We were now being seen at our pediatrician weekly for weight checks. He gained. Kept gaining. Then I felt comfortable enough to take him off of the EBM and solely go back to breast. We never looked back. My sons last bottle of donated breastmilk was the last week of July.
|liam at 7 months old|
Our pediatrician was uncomfortable with the EBM at first. She warned me about viruses and diseases and I told her I was more comfortable with the EBM then the Formula. I also told her we screened our donors. She asked me a few questions and smiled. She wanted to make sure we were being smart. And I would like to hope that todays mothers ARE being smart.
In June my son weighed 8 lbs.
In September 14 lbs
In October 17 lbs
And now weighs almost 20 lbs
|Liam's pic taken two weeks ago!|
Tomorrow the FDA will address 'informal milk sharing.' I use quotations because I don't personally see it as 'informal.' I see it as women, reaching out to women and becoming friends. I still have contact with all my donor moms, some are closer then others, but I still know them. I want my child to grow up and know them. I want people to stop looking at me like I have a third eye when I mention breast milk saved his life.

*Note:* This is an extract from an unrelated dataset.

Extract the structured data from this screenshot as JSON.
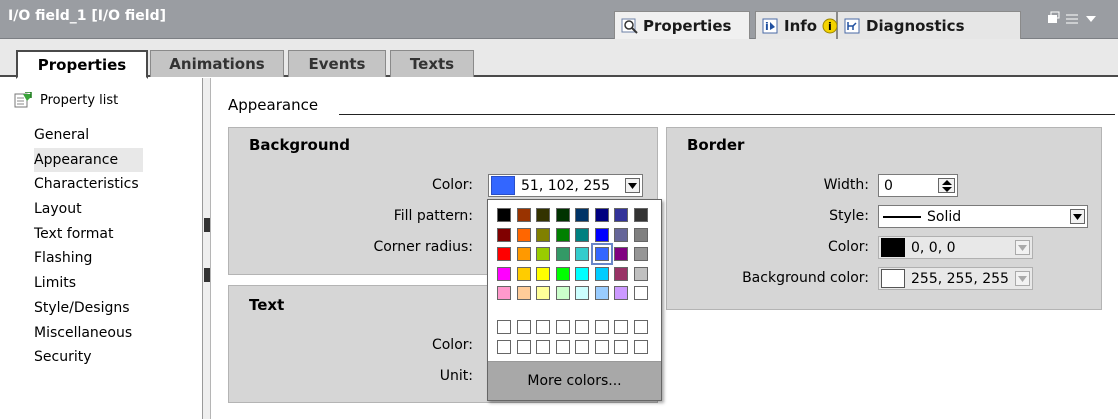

I'm sure the FDA will try and outlaw this. Because they see children like my son expendable. They don't care about my son. The AAP doesn't care about my son. If they did, they would of listened to me at CHOP. They would of sent us to gastric. They would of tested my son for Ciliac, for allergies. But they didn't. They didn't believe a mother.
So forgive me if I don't believe you. Like you, I'll make my own informed decision. And if it's different from yours, I don't really care.